Qual a sua opinião acerca do nível de competências dos profissionais da gestão do capital humano em Portugal?
Há um grupo de profissionais de excelência, com obra feita, alguns com carreiras internacionais de sucesso e que são certamente referência para todos nós. Há outros já com muito bom nível e que estão ainda em fase de crescimento. E existem outros que, se estivessem em empresas mais exigentes ao nível da gestão do capital humano, sofisticariam seguramente as suas competências nesta área.
Para terminarmos, peço-lhe que nos relate um episódio no âmbito da sua atividade de consultor que considere interessante partilhar com os leitores da RH Magazine.

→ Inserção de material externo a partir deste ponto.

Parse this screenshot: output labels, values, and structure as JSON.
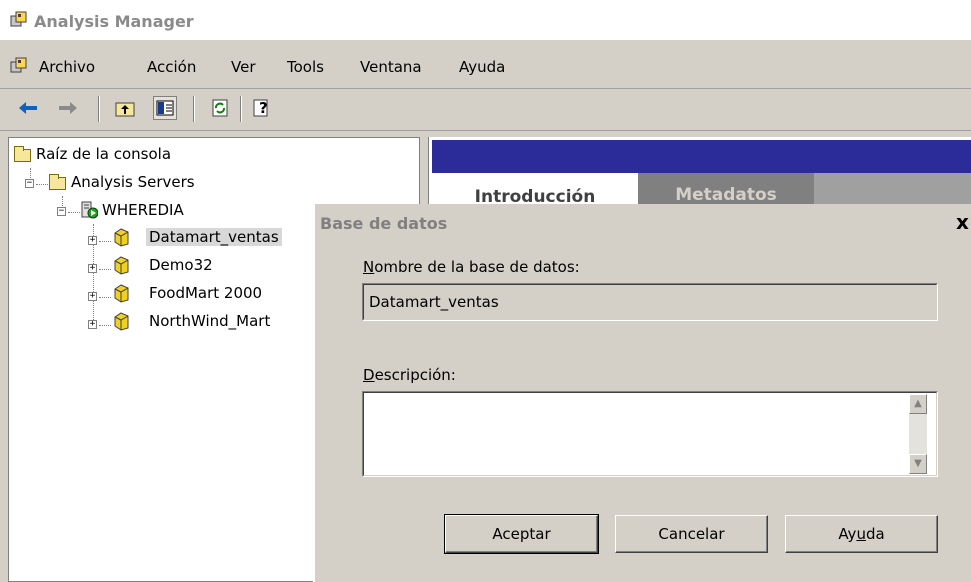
{
  "window": {
    "title": "Analysis Manager"
  },
  "menu": {
    "items": [
      "Archivo",
      "Acción",
      "Ver",
      "Tools",
      "Ventana",
      "Ayuda"
    ]
  },
  "tree": {
    "root": "Raíz de la consola",
    "servers": "Analysis Servers",
    "server": "WHEREDIA",
    "databases": [
      "Datamart_ventas",
      "Demo32",
      "FoodMart 2000",
      "NorthWind_Mart"
    ]
  },
  "tabs": [
    "Introducción",
    "Metadatos"
  ],
  "dialog": {
    "title": "Base de datos",
    "close": "x",
    "name_label_u": "N",
    "name_label_rest": "ombre de la base de datos:",
    "name_value": "Datamart_ventas",
    "desc_label_u": "D",
    "desc_label_rest": "escripción:",
    "desc_value": "",
    "buttons": {
      "ok": "Aceptar",
      "cancel": "Cancelar",
      "help_pre": "Ay",
      "help_u": "u",
      "help_post": "da"
    }
  }
}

Aconteceu há uns anos. Havia uma equipa de front office cuja relação com a chefia podia e devia ser bem melhor do que aquilo que era. E isso tinha custos de produtividade. Na altura, numa sessão de coaching com a referida chefia, ela acabou por me dizer que sabia que não estava a exercer bem o seu papel de chefia, fundamentalmente porque não gostava de ser chefe. E que só o desempenhava porque não tinha coragem de dizer «não» ao diretor a quem reportava e que tinha sugerido a sua promoção. O ponto é que quando o dito diretor soube ficou estupefacto e disse: «Mas eu promovi-a como prémio pelo seu excelente trabalho!…». A situação acabou por se resolver com o regresso às funções técnicas originais e a nomeação de uma outra chefia. Com esta mudança, a produtividade aumentou e o ambiente de trabalho na equipa melhorou. Lembro-me que na altura pensei: quantas situações como esta é que não haverá por esse país fora?